In terms of kinetic interception, the next stage is a specialized vehicle called either a KKV (Kinetic Kill Vehicle) or EKV (Exoatmospheric Kill Vehicle).
To understand this, lets go down basic physics. If you want to go higher, faster, you want less weight and mass. A KKV/EKV is a design in maximum minimalism, it only has what it needs.
The problem of using missiles like the SM-3 is precisely that, its a missile. Its a design with a lot of mass that is useless when it comes to space. The fact that the SM-3 is 300kg heavier than the ASM-135 is already a clear disadvantage because of the extra mass, even though you can put more propellant on a larger missile. Even with extra propellant, you can defeat the advantages of this because you would need a larger rocket motor and casing to contain the propellant and that will all add up to the dead mass once the propellant is all burned up.
As a missile for example, you cannot discard the main booster body like you can do with a multistage carrier rocket.
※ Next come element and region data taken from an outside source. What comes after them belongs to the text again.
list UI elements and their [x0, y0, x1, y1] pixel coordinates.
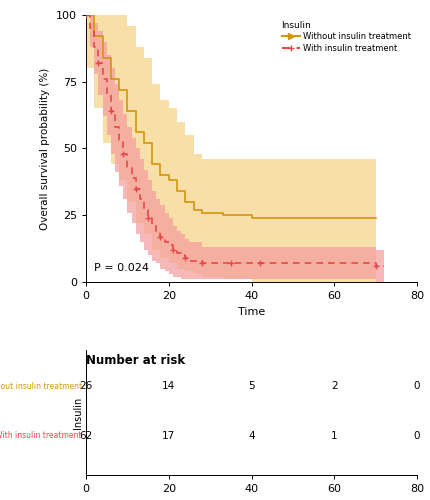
Y-axis label: Overall survival probability (%): Overall survival probability (%) — [40, 68, 50, 230]
Text: 1: 1 — [331, 431, 338, 441]
Text: 4: 4 — [248, 431, 255, 441]
Text: 62: 62 — [80, 431, 92, 441]
Y-axis label: Insulin: Insulin — [73, 396, 83, 429]
Text: With insulin treatment: With insulin treatment — [0, 432, 82, 440]
Text: Without insulin treatment: Without insulin treatment — [0, 382, 82, 390]
Text: 0: 0 — [414, 431, 421, 441]
Text: P = 0.024: P = 0.024 — [94, 263, 149, 273]
Text: 26: 26 — [80, 381, 92, 391]
Text: Number at risk: Number at risk — [86, 354, 185, 367]
Text: 14: 14 — [162, 381, 175, 391]
X-axis label: Time: Time — [238, 306, 265, 316]
Text: 2: 2 — [331, 381, 338, 391]
Legend: Without insulin treatment, With insulin treatment: Without insulin treatment, With insulin … — [280, 19, 413, 55]
Text: 5: 5 — [248, 381, 255, 391]
Text: 17: 17 — [162, 431, 175, 441]
Text: 0: 0 — [414, 381, 421, 391]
Once the fuel is expended, you're still carrying that body like dead weight. Another is the SM-3, being a SAM, has a radar guiding system. Active radar seekers will work against targets at what you may call at "jet plane" speeds but against something at orbital speeds you would need something something with much shorter frequencies to get the precision it needs. Hence when it comes to dealing with orbital speeds, you want a thermal seeker instead, and the SM-3 carrying a second seeker in the form of form of thermal is the key element to this operation. But nonetheless it still carries the active radar system, plus the batteries for it, and that's dead weight. Another dead weight is the explosive warhead, which is meant for proximity explosion against missiles and aircraft targets but means nothing in the dead of space where there is no atmosphere to create a shock wave. And there is more dead weight in the form of aerodynamic controls and their systems within, which is all useless in space.
You have a 1300 to 1500kg missile. You subtract the first booster stage and the fuel expended on the main booster, and how much weight you have left?
In contrast an EKV can only weigh as little as 30 to 50kg. It probably only has an infrared seeker, a datalink, and a small thrust vectoring motor to adjust its flight. The multistage rocket will discard its booster stages once by one, and in the last stage, ejects its EKV payload into space, leaving this small tiny thing moving at incredible speeds. EKV research and development has been up to now, mostly in the conceptual and mockup stages. Except for one country.
Prior to the use of the KT-1 booster in the ASAT test, the two previous launches of the KT-1 booster involved microsatellites (>50kg) which fits the weight category of an EKV.